There is a silent epidemic on the rise in cities across the United States. It is an insidious killer that is rarely detected by inspectors, law enforcement or coroner's reports. It is the thousands of elderly residents of nursing home being quietly killed and disposed of as victims of premature death that, in many cases, could have been prevented.
One son bereaved the last memory of his mother who died just a couple of months ago in spite of her son's efforts to save her life.

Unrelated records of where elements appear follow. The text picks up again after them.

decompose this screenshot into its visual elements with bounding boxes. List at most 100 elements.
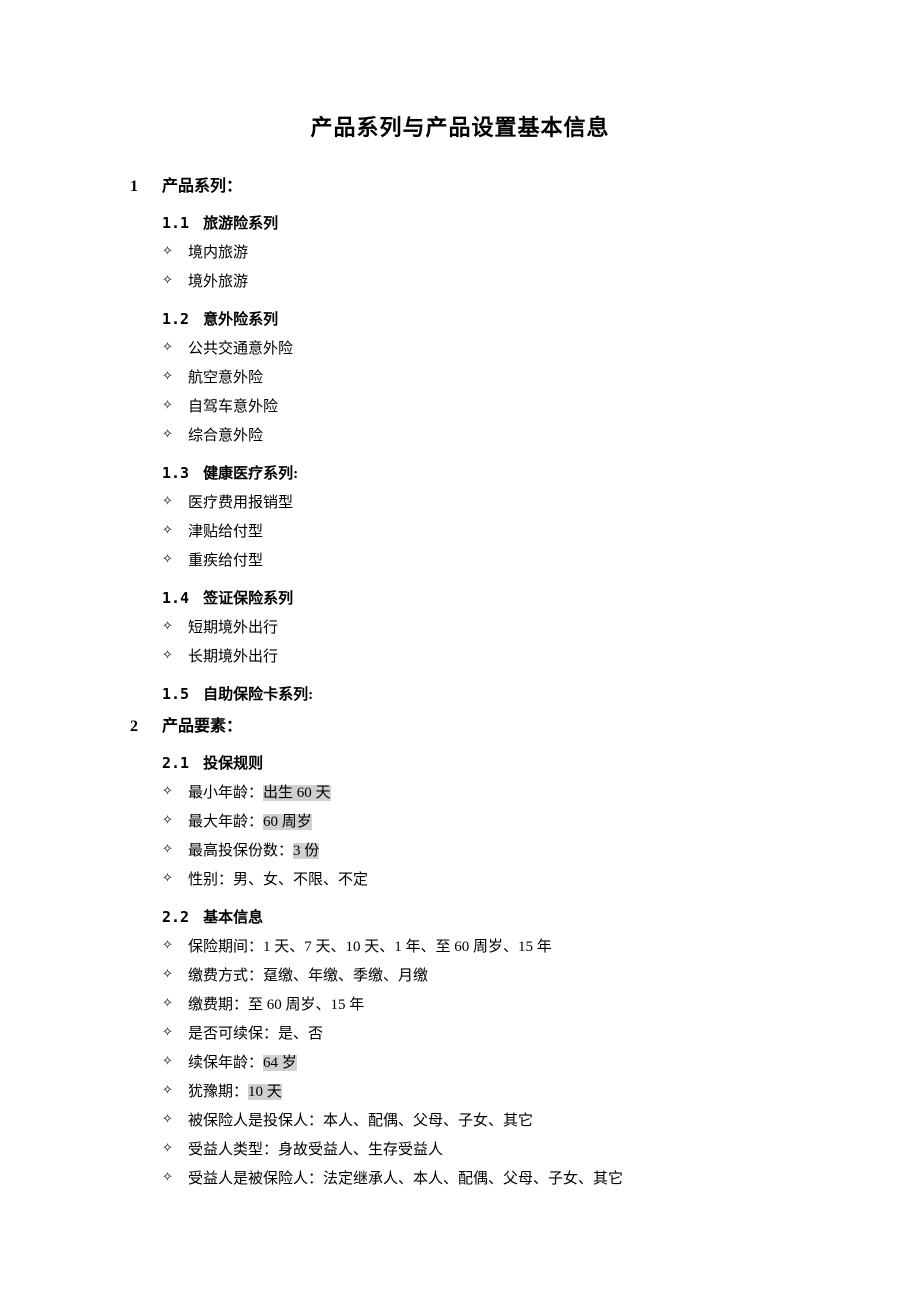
item-text: 津贴给付型 bbox=[188, 520, 790, 544]
diamond-bullet-icon: ✧ bbox=[162, 241, 188, 265]
list-item: ✧犹豫期：10 天 bbox=[162, 1080, 790, 1104]
subsection-title: 健康医疗系列: bbox=[203, 466, 298, 482]
diamond-bullet-icon: ✧ bbox=[162, 810, 188, 834]
diamond-bullet-icon: ✧ bbox=[162, 993, 188, 1017]
list-item: ✧最高投保份数：3 份 bbox=[162, 839, 790, 863]
item-label: 续保年龄： bbox=[188, 1055, 263, 1071]
item-text: 公共交通意外险 bbox=[188, 337, 790, 361]
diamond-bullet-icon: ✧ bbox=[162, 366, 188, 390]
subsection-number: 1.2 bbox=[162, 310, 189, 328]
item-text: 是否可续保：是、否 bbox=[188, 1022, 790, 1046]
list-item: ✧公共交通意外险 bbox=[162, 337, 790, 361]
diamond-bullet-icon: ✧ bbox=[162, 1138, 188, 1162]
subsection-number: 1.3 bbox=[162, 464, 189, 482]
item-text: 长期境外出行 bbox=[188, 645, 790, 669]
item-text: 最高投保份数：3 份 bbox=[188, 839, 790, 863]
list-item: ✧医疗费用报销型 bbox=[162, 491, 790, 515]
subsection-number: 2.1 bbox=[162, 754, 189, 772]
item-text: 航空意外险 bbox=[188, 366, 790, 390]
diamond-bullet-icon: ✧ bbox=[162, 424, 188, 448]
list-item: ✧自驾车意外险 bbox=[162, 395, 790, 419]
section-2-heading: 2产品要素： bbox=[130, 712, 790, 736]
list-item: ✧被保险人是投保人：本人、配偶、父母、子女、其它 bbox=[162, 1109, 790, 1133]
list-item: ✧缴费方式：趸缴、年缴、季缴、月缴 bbox=[162, 964, 790, 988]
subsection-title: 签证保险系列 bbox=[203, 591, 293, 607]
subsection-1-1-heading: 1.1旅游险系列 bbox=[162, 212, 790, 233]
section-title: 产品要素： bbox=[162, 718, 242, 735]
diamond-bullet-icon: ✧ bbox=[162, 1080, 188, 1104]
list-item: ✧保险期间：1 天、7 天、10 天、1 年、至 60 周岁、15 年 bbox=[162, 935, 790, 959]
highlighted-value: 60 周岁 bbox=[263, 814, 312, 830]
item-text: 保险期间：1 天、7 天、10 天、1 年、至 60 周岁、15 年 bbox=[188, 935, 790, 959]
list-item: ✧津贴给付型 bbox=[162, 520, 790, 544]
diamond-bullet-icon: ✧ bbox=[162, 839, 188, 863]
diamond-bullet-icon: ✧ bbox=[162, 1022, 188, 1046]
highlighted-value: 3 份 bbox=[293, 843, 319, 859]
list-item: ✧是否可续保：是、否 bbox=[162, 1022, 790, 1046]
list-item: ✧最小年龄：出生 60 天 bbox=[162, 781, 790, 805]
diamond-bullet-icon: ✧ bbox=[162, 491, 188, 515]
diamond-bullet-icon: ✧ bbox=[162, 935, 188, 959]
item-text: 续保年龄：64 岁 bbox=[188, 1051, 790, 1075]
item-label: 最大年龄： bbox=[188, 814, 263, 830]
item-text: 缴费方式：趸缴、年缴、季缴、月缴 bbox=[188, 964, 790, 988]
item-text: 医疗费用报销型 bbox=[188, 491, 790, 515]
item-label: 最高投保份数： bbox=[188, 843, 293, 859]
subsection-number: 1.4 bbox=[162, 589, 189, 607]
list-item: ✧受益人是被保险人：法定继承人、本人、配偶、父母、子女、其它 bbox=[162, 1167, 790, 1191]
subsection-title: 投保规则 bbox=[203, 756, 263, 772]
item-text: 被保险人是投保人：本人、配偶、父母、子女、其它 bbox=[188, 1109, 790, 1133]
item-text: 最大年龄：60 周岁 bbox=[188, 810, 790, 834]
list-item: ✧短期境外出行 bbox=[162, 616, 790, 640]
list-item: ✧最大年龄：60 周岁 bbox=[162, 810, 790, 834]
diamond-bullet-icon: ✧ bbox=[162, 337, 188, 361]
subsection-title: 基本信息 bbox=[203, 910, 263, 926]
diamond-bullet-icon: ✧ bbox=[162, 549, 188, 573]
diamond-bullet-icon: ✧ bbox=[162, 1109, 188, 1133]
section-title: 产品系列： bbox=[162, 178, 242, 195]
list-item: ✧航空意外险 bbox=[162, 366, 790, 390]
subsection-1-2-heading: 1.2 意外险系列 bbox=[162, 308, 790, 329]
subsection-title: 意外险系列 bbox=[203, 312, 278, 328]
item-text: 综合意外险 bbox=[188, 424, 790, 448]
diamond-bullet-icon: ✧ bbox=[162, 616, 188, 640]
list-item: ✧境内旅游 bbox=[162, 241, 790, 265]
list-item: ✧重疾给付型 bbox=[162, 549, 790, 573]
subsection-2-2-heading: 2.2 基本信息 bbox=[162, 906, 790, 927]
page-title: 产品系列与产品设置基本信息 bbox=[130, 110, 790, 142]
section-number: 2 bbox=[130, 718, 162, 736]
item-label: 最小年龄： bbox=[188, 785, 263, 801]
list-item: ✧境外旅游 bbox=[162, 270, 790, 294]
item-text: 境外旅游 bbox=[188, 270, 790, 294]
item-text: 重疾给付型 bbox=[188, 549, 790, 573]
highlighted-value: 64 岁 bbox=[263, 1055, 297, 1071]
item-text: 自驾车意外险 bbox=[188, 395, 790, 419]
subsection-1-5-heading: 1.5 自助保险卡系列: bbox=[162, 683, 790, 704]
highlighted-value: 出生 60 天 bbox=[263, 785, 331, 801]
item-text: 性别：男、女、不限、不定 bbox=[188, 868, 790, 892]
item-text: 境内旅游 bbox=[188, 241, 790, 265]
section-1-heading: 1产品系列： bbox=[130, 172, 790, 196]
subsection-number: 2.2 bbox=[162, 908, 189, 926]
diamond-bullet-icon: ✧ bbox=[162, 1167, 188, 1191]
item-label: 犹豫期： bbox=[188, 1084, 248, 1100]
item-text: 受益人类型：身故受益人、生存受益人 bbox=[188, 1138, 790, 1162]
subsection-2-1-heading: 2.1 投保规则 bbox=[162, 752, 790, 773]
item-text: 最小年龄：出生 60 天 bbox=[188, 781, 790, 805]
item-text: 缴费期：至 60 周岁、15 年 bbox=[188, 993, 790, 1017]
list-item: ✧性别：男、女、不限、不定 bbox=[162, 868, 790, 892]
diamond-bullet-icon: ✧ bbox=[162, 781, 188, 805]
diamond-bullet-icon: ✧ bbox=[162, 270, 188, 294]
item-text: 犹豫期：10 天 bbox=[188, 1080, 790, 1104]
subsection-1-4-heading: 1.4 签证保险系列 bbox=[162, 587, 790, 608]
subsection-number: 1.5 bbox=[162, 685, 189, 703]
diamond-bullet-icon: ✧ bbox=[162, 520, 188, 544]
section-number: 1 bbox=[130, 178, 162, 196]
diamond-bullet-icon: ✧ bbox=[162, 645, 188, 669]
diamond-bullet-icon: ✧ bbox=[162, 395, 188, 419]
subsection-title: 自助保险卡系列: bbox=[203, 687, 313, 703]
item-text: 短期境外出行 bbox=[188, 616, 790, 640]
subsection-1-3-heading: 1.3 健康医疗系列: bbox=[162, 462, 790, 483]
list-item: ✧续保年龄：64 岁 bbox=[162, 1051, 790, 1075]
list-item: ✧受益人类型：身故受益人、生存受益人 bbox=[162, 1138, 790, 1162]
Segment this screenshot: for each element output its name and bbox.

When her son and other family members noticed suspicious marks and bruises on the elderly woman, they realized she had bed sores and a change in attitude. After placing a surveillance camera in her room, horrible behavior was observed. The camera had captured terrible abuse on the part of the nursing home staff. When the son confronted a staff member, they threatened to throw his mother out if he didn't remove the camera.
The district attorney is now prosecuting members of the staff, but the new law has been considered a landmark victory in the improvement of nursing home care. The Protect Our Loved One's Act recently took effect and should affect similar situations to other nursing home victims.
The law has been a welcome change, especially in the state of Illinois, that had previously documented nursing home fatalities based on dehydration, malnutrition and bed sores. Now the new law allows the elderly to have some humane treatment in their final hours. It provides the opportunity to improve the safety of residents, as well as improve the quality of their care.
Nursing home abuse, along with underreported suffering, represents an abhorrent lack of respect for human life. With new laws like this, there is hope for avoidable premature deaths of our elderly loved ones.